Estos elementos han concurrido con mensajes cargados de polarización, descalificación de la institucionalidad, un rechazo grosero y evidente al orden constitucional, y un ataque sistemático a los demás poderes del Estado, así como a la integridad de jerarcas, diputados, presidentes de los poderes Legislativo y Judicial, y a jueces y fiscales. Todo esto por parte de un presidente que, no satisfecho con ello, se atrevió a lanzar mensajes sediciosos al pueblo, que, sumido en el hartazgo y la incredulidad, podría convertirse en el caldo de cultivo perfecto para la insurgencia en un país reconocido mundialmente por su paz y estabilidad. Las intenciones aviesas pueden tener consecuencias nocivas para la patria, más aún cuando quien las alienta es el comandante en jefe de la fuerza pública, que debe obedecer las órdenes de un presidente más preocupado por cultivar el caos y la confusión que por dotar a la policía de los recursos necesarios para cumplir su rol. Es aquí donde se torna necesaria una discusión sobre el mando de las fuerzas policiales por parte de un presidente que claramente invita a romper el orden constitucional que toda la fuerza pública prometió proteger.

EL VOTO DE CENSURA PRESIDENCIAL Y EL MANDO DE LA FUERZA PÚBLICA. Hoy más que nunca, se hace necesario establecer controles constitucionales que impidan un uso autoritario o antojadizo de las fuerzas policiales encargadas de resguardar la paz pública, prevenir el crimen y garantizar el orden constitucional de la república.
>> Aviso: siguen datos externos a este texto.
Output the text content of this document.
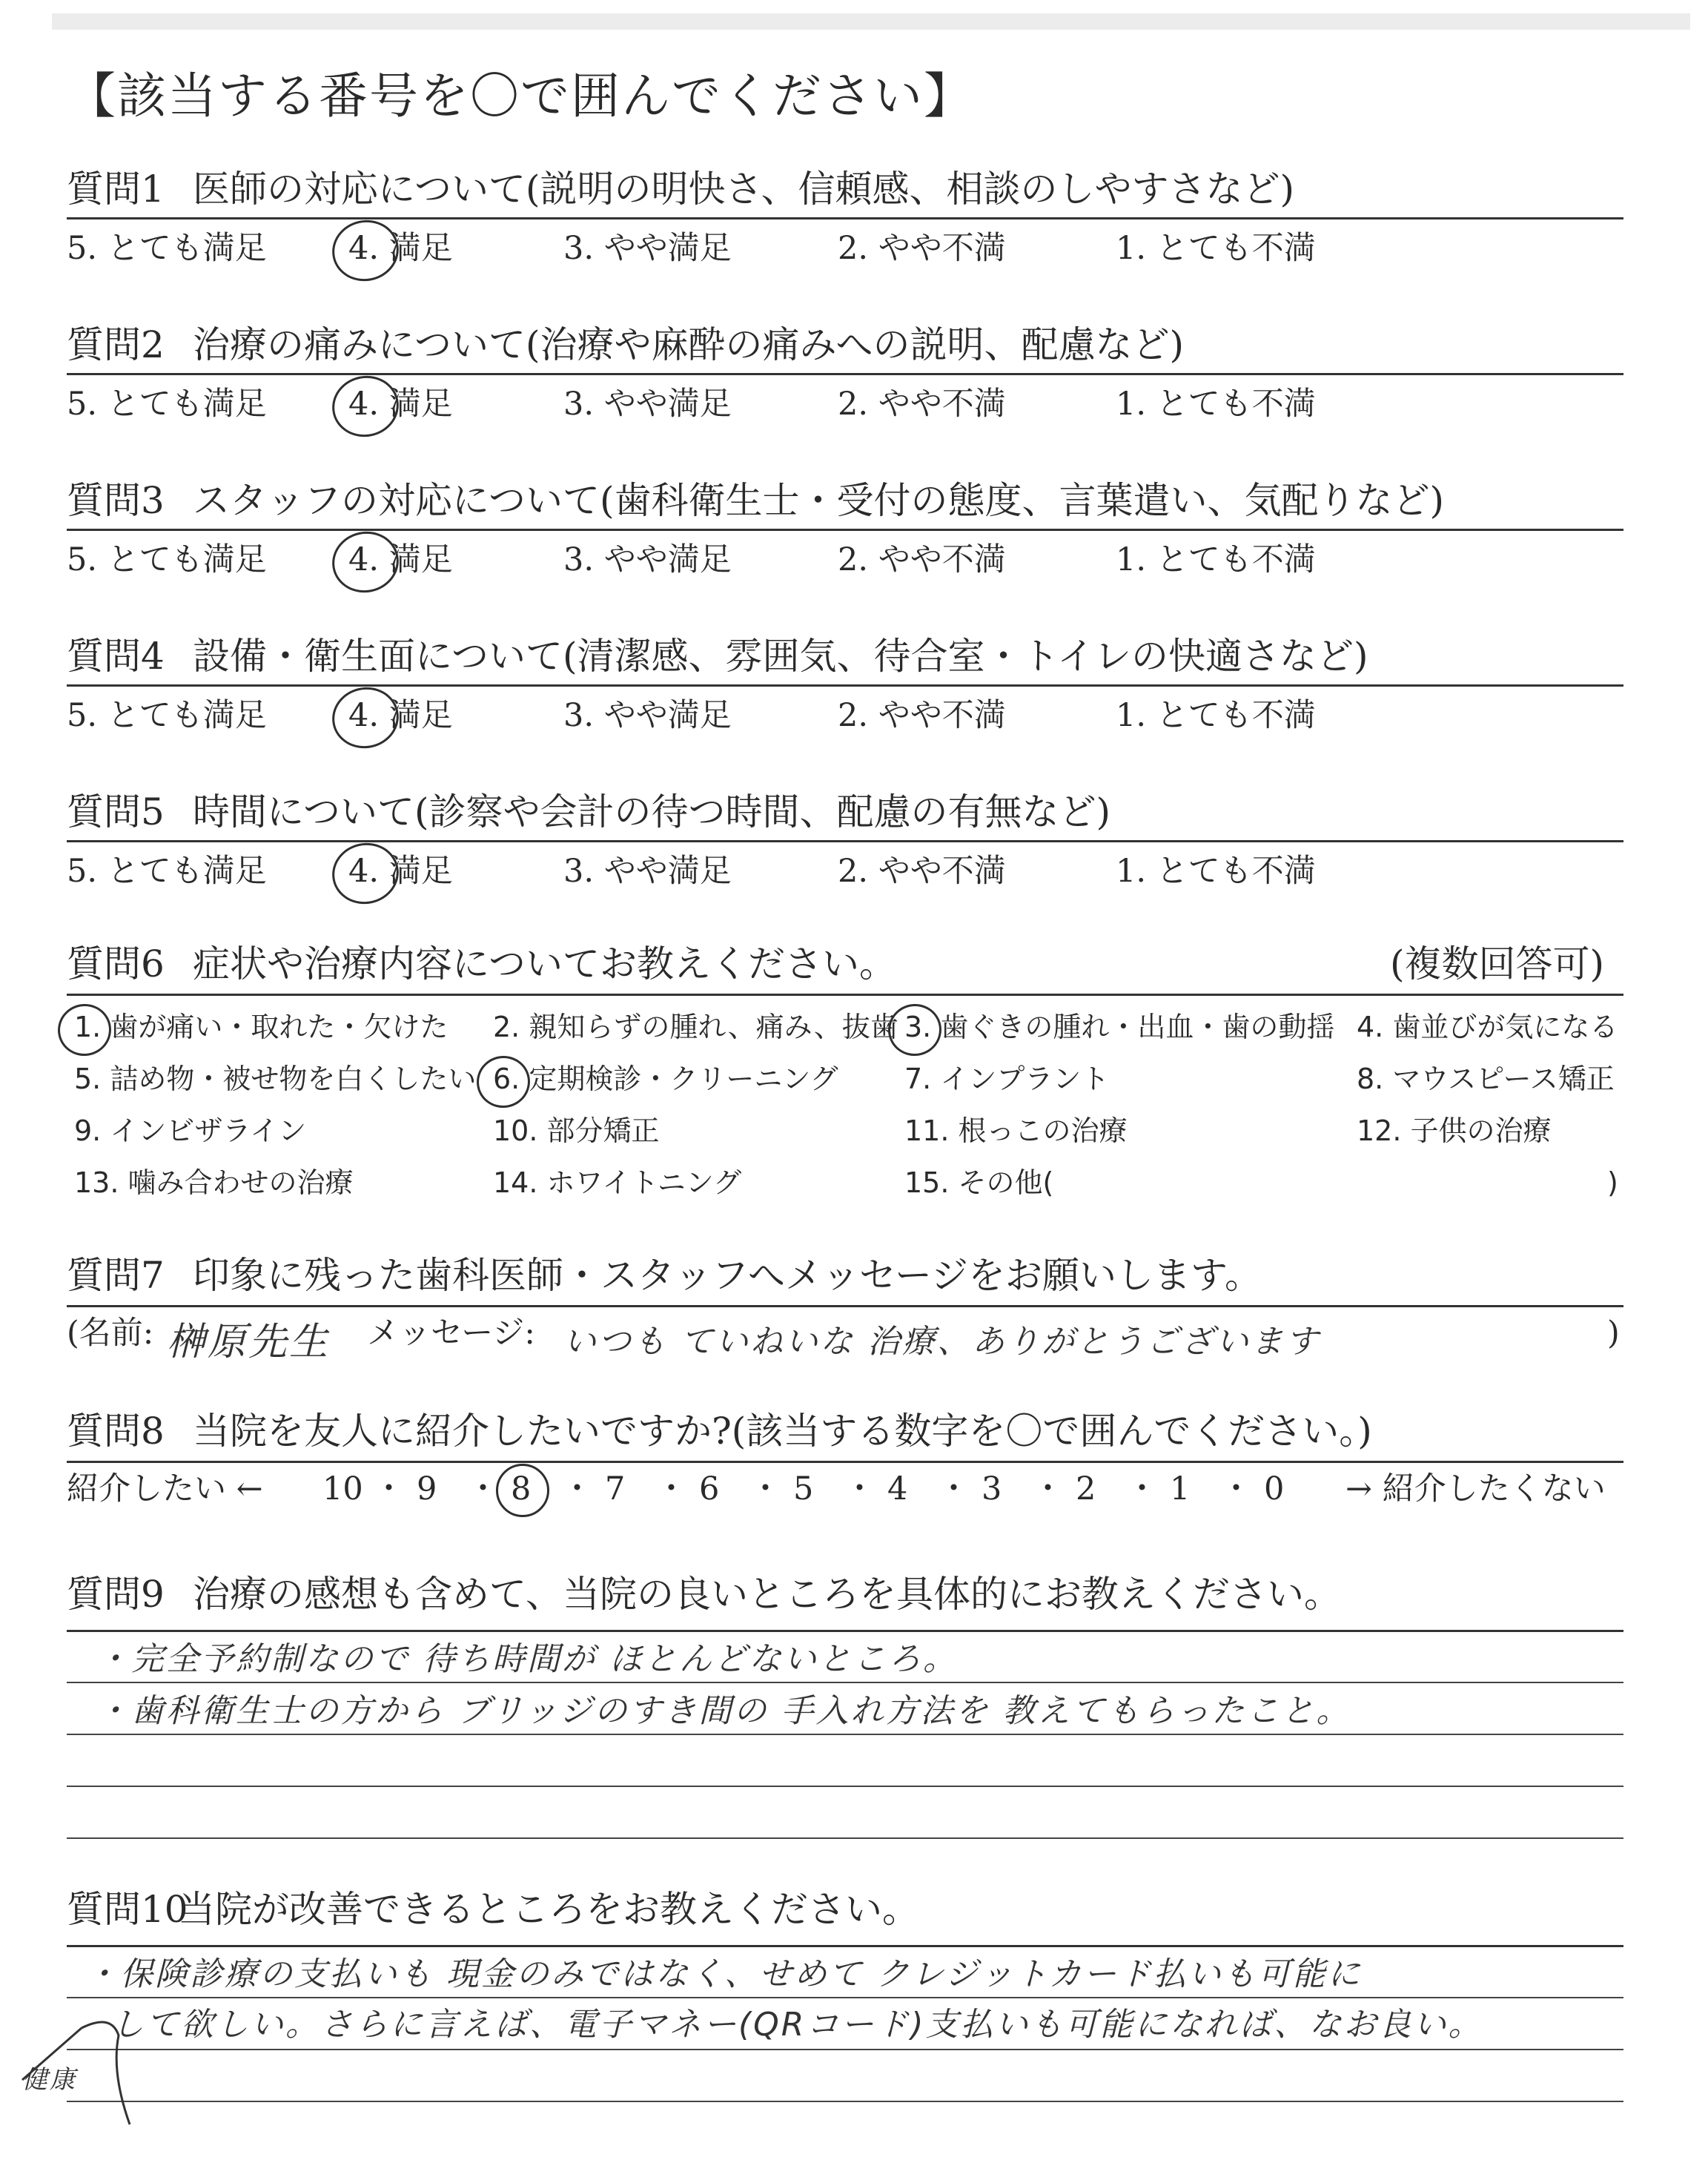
【該当する番号を〇で囲んでください】
質問1 医師の対応について(説明の明快さ、信頼感、相談のしやすさなど)
5. とても満足	4. 満足	3. やや満足	2. やや不満	1. とても不満
質問2 治療の痛みについて(治療や麻酔の痛みへの説明、配慮など)
5. とても満足	4. 満足	3. やや満足	2. やや不満	1. とても不満
質問3 スタッフの対応について(歯科衛生士・受付の態度、言葉遣い、気配りなど)
5. とても満足	4. 満足	3. やや満足	2. やや不満	1. とても不満
質問4 設備・衛生面について(清潔感、雰囲気、待合室・トイレの快適さなど)
5. とても満足	4. 満足	3. やや満足	2. やや不満	1. とても不満
質問5 時間について(診察や会計の待つ時間、配慮の有無など)
5. とても満足	4. 満足	3. やや満足	2. やや不満	1. とても不満
質問6 症状や治療内容についてお教えください。	(複数回答可)
1. 歯が痛い・取れた・欠けた 2. 親知らずの腫れ、痛み、抜歯 3. 歯ぐきの腫れ・出血・歯の動揺 4. 歯並びが気になる
5. 詰め物・被せ物を白くしたい 6. 定期検診・クリーニング 7. インプラント	8. マウスピース矯正
9. インビザライン	10. 部分矯正	11. 根っこの治療	12. 子供の治療
13. 噛み合わせの治療	14. ホワイトニング	15. その他(	)
質問7 印象に残った歯科医師・スタッフへメッセージをお願いします。
(名前: 榊原先生 メッセージ: いつも ていねいな 治療、ありがとうございます	)
質問8 当院を友人に紹介したいですか?(該当する数字を〇で囲んでください。)
紹介したい ←	→ 紹介したくない
10 ・ 9 ・ 8 ・ 7 ・ 6 ・ 5 ・ 4 ・ 3 ・ 2 ・ 1 ・ 0
質問9 治療の感想も含めて、当院の良いところを具体的にお教えください。
・完全予約制なので 待ち時間が ほとんどないところ。
・歯科衛生士の方から ブリッジのすき間の 手入れ方法を 教えてもらったこと。
質問10当院が改善できるところをお教えください。
・保険診療の支払いも 現金のみではなく、せめて クレジットカード払いも可能に
して欲しい。さらに言えば、電子マネー(QRコード)支払いも可能になれば、なお良い。
健康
Estos controles deben convertirse en límites justos que permitan un uso adecuado de las fuerzas policiales y que sirvan como contención ante posibles abusos contra la institucionalidad o el pueblo mismo. Dichos límites deben fundamentarse en garantías procesales que impidan abusos. Por ello, debería existir una evolución en el “voto de censura” emitido por los diputados, ampliándolo a “voto de censura presidencial”, que pueda ser utilizado en aquellos casos en que quien ostente la presidencia, a través de sus acciones o manifestaciones, ponga en peligro la estabilidad social y democrática del Estado de derecho. Una vez aprobado por la mayoría calificada del Congreso, el mando supremo de la fuerza pública sería trasladado a la Asamblea Legislativa, regresando al presidente una vez cumplidos ciertos requisitos: 1) presentación de denuncia de delitos contra la patria ante la Corte Suprema de Justicia, que determine que no hay elementos para elevarla a juicio; 2) transcurso de seis meses desde el acto que provocó el voto de censura; 3) un traspaso de poderes; 4) convocatoria a elecciones y traspaso del mando al Tribunal Supremo de Elecciones; o 5) renuncia del presidente de la República. Estas herramientas constitucionales son esenciales, ya que permiten garantizar el equilibrio entre la fuerza del Estado y el apego al orden democrático, que es la esencia plasmada en la Constitución y la inspiración de los constituyentes.

Aunque el Código Penal, en el Título XII, especifica conductas y condenas por delitos contra los poderes públicos y el orden constitucional, en tiempos de incertidumbre y distorsión de la realidad, es momento de pensar en alternativas que respondan más rápidamente a los peligros del autoritarismo como secuela profunda del populismo y la demagogia, restándole el monopolio de la violencia a gobernantes que demuestran con sus acciones amar más al poder que a la patria que los vio nacer. Quizás sea una ocurrencia, quizás una propuesta brillante, pero sea lo que sea, el contexto actual nos ha llevado a considerar ideas que hace diez años ni siquiera hubieran pasado por la mente de ningún costarricense. Cuando creímos que nos acercábamos al sueño de un país desarrollado y pleno, es cuando más oscuro se ha puesto el panorama, acercándonos peligrosamente a la realidad de países vecinos donde la democracia, la estabilidad, la paz y el Estado de derecho solo existen en los libros de historia.